TurboTransformers
TurboTransformers copied to clipboard
What is variable-length and comparison with onnxruntime.
Could you explain a little bit more of the support of variable-length? Does it mean the runtime can support inputs with different sequences in a single session, like [batch, 8], [batch, 32] and etc.? Or it actually can support difference sequence length in one input, e.g., for an input with batch size of 2 like below, it runs sequence 128 for the first input, and sequence 3 for the second input for better performance? [ [1,2,3,4, ...,128], [5,6,7], ]
Variable-length indicates turbo can support inputs with different shapes. You can feed it with a stream like [1, 10], [1,15], [2, 30], ... No padding and truncation are required. In the second case, when you input two sequences, of which the length is 3 and 128, a better way is to split it into two independent inferences. A batch scheduler can be customized for your serving process based on turbo.
Thanks! If so, onnxruntime also support the variable-length you mean here. You can add dynamic_axes in the torch.onnx.export [https://github.com/Tencent/TurboTransformers/blob/f2d66bc12f0b904328372f472f6379aba50007cc/benchmark/benchmark_helper.py#L92]. The API doc is here: [https://pytorch.org/docs/stable/onnx.html#torch.onnx.export]

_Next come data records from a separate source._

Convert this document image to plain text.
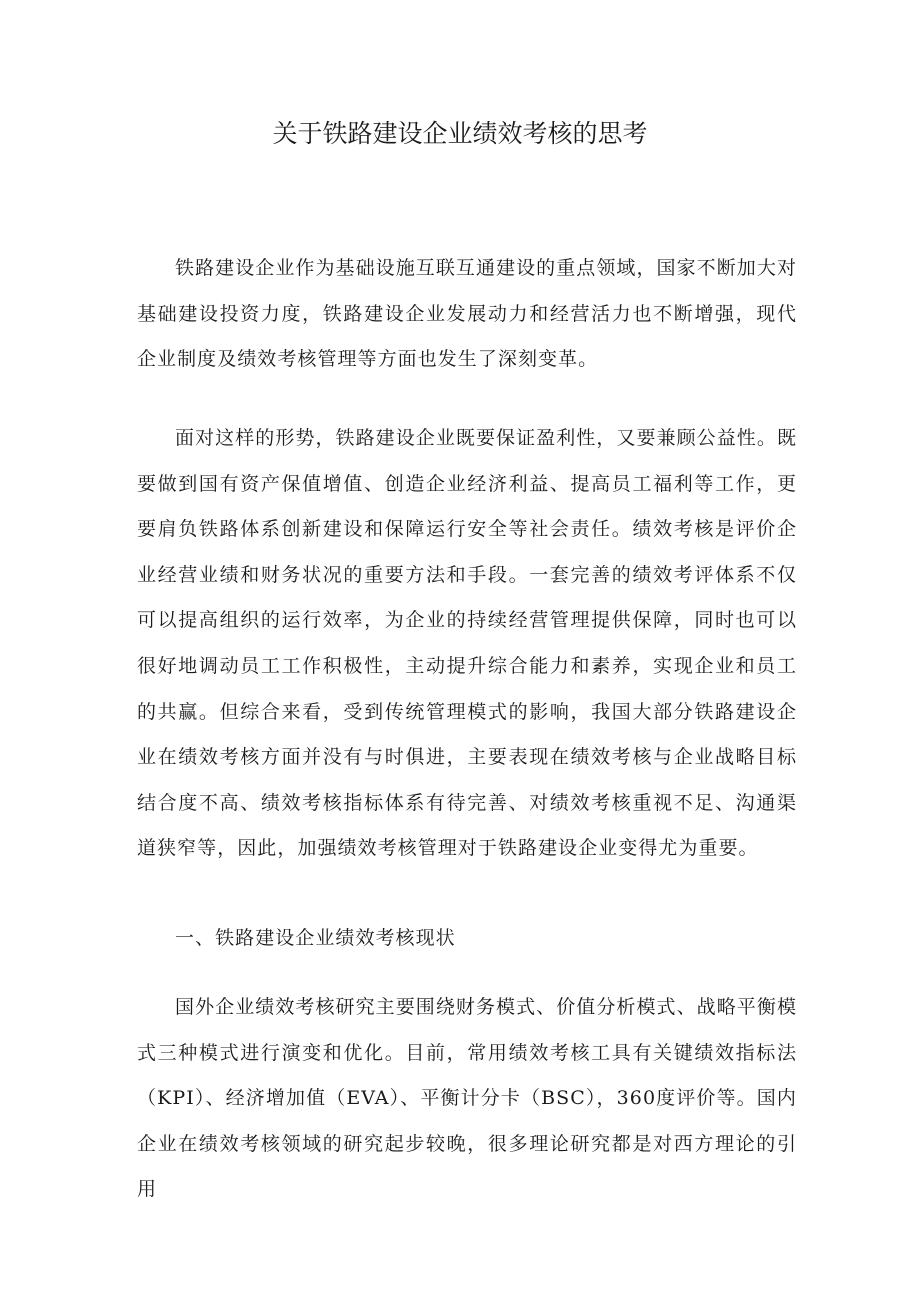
关于铁路建设企业绩效考核的思考

铁路建设企业作为基础设施互联互通建设的重点领域，国家不断加大对基础建设投资力度，铁路建设企业发展动力和经营活力也不断增强，现代企业制度及绩效考核管理等方面也发生了深刻变革。

面对这样的形势，铁路建设企业既要保证盈利性，又要兼顾公益性。既要做到国有资产保值增值、创造企业经济利益、提高员工福利等工作，更要肩负铁路体系创新建设和保障运行安全等社会责任。绩效考核是评价企业经营业绩和财务状况的重要方法和手段。一套完善的绩效考评体系不仅可以提高组织的运行效率，为企业的持续经营管理提供保障，同时也可以很好地调动员工工作积极性，主动提升综合能力和素养，实现企业和员工的共赢。但综合来看，受到传统管理模式的影响，我国大部分铁路建设企业在绩效考核方面并没有与时俱进，主要表现在绩效考核与企业战略目标结合度不高、绩效考核指标体系有待完善、对绩效考核重视不足、沟通渠道狭窄等，因此，加强绩效考核管理对于铁路建设企业变得尤为重要。

一、铁路建设企业绩效考核现状

国外企业绩效考核研究主要围绕财务模式、价值分析模式、战略平衡模式三种模式进行演变和优化。目前，常用绩效考核工具有关键绩效指标法（KPI）、经济增加值（EVA）、平衡计分卡（BSC），360度评价等。国内企业在绩效考核领域的研究起步较晚，很多理论研究都是对西方理论的引用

Cool, onnxrt really did a very good job.
Thanks! Could you please update your table after your verification? And I'm curious why you use onnxruntime-mkldnn over the default with mlas. Do you see a better performance with it?
I will update the performance.
We built onnxrt v1.0.0 with the following command and benchmark it with tow different backends, mkldnn
and cpu
.
./build.sh --config=Release --update --build --build_wheel --use_mkldnn --use_mklml --parallel
After we found onnxrt updated, we built onnxrt v1.2.0 with the following command and benchmark it with cpu
as backend.
./build.sh --config=Release --update --build --build_wheel --use_mklml --parallel
We presented the best results we observed.
In fact, I noticed onnxruntime achieved the best results on AuthenticAMD CPU recently. However, on Intel CPU 6133, a customized CPU widely deployed in Tencent, I did not observe the same result.
In Tencent, onnxrt has been used in many online serving seniors. We appreciate it if you could bring some insights to use onnxrt more wisely.
I have compared onnxruntime performance dynamic axis vs fixed axis. When using 8 threads, the dynamic axis introduces significant performance degradation.
BTW, the performance figures illustrated in README did not consider the impact of variable seq length. It just averages the time of running the same model 150 times.
@feifeibear, some models with dynamic inputs can not be fused at runtime. Could you try this offline tool to optimize the model before running it and see if the performances between the dynamice_axis and fixed are same? https://github.com/microsoft/onnxruntime/tree/master/onnxruntime/python/tools/bert#model-optimization
After onnxruntime is upgraded to v1.4.0, Turbo starts to use onnxruntime as default backend for CPU, which has fully met our needs.
It's great! We will keep improving the performance. We also support quantization for transformer-based models on CPU now.
Thanks yufeng, Could you please give me some references on quantization?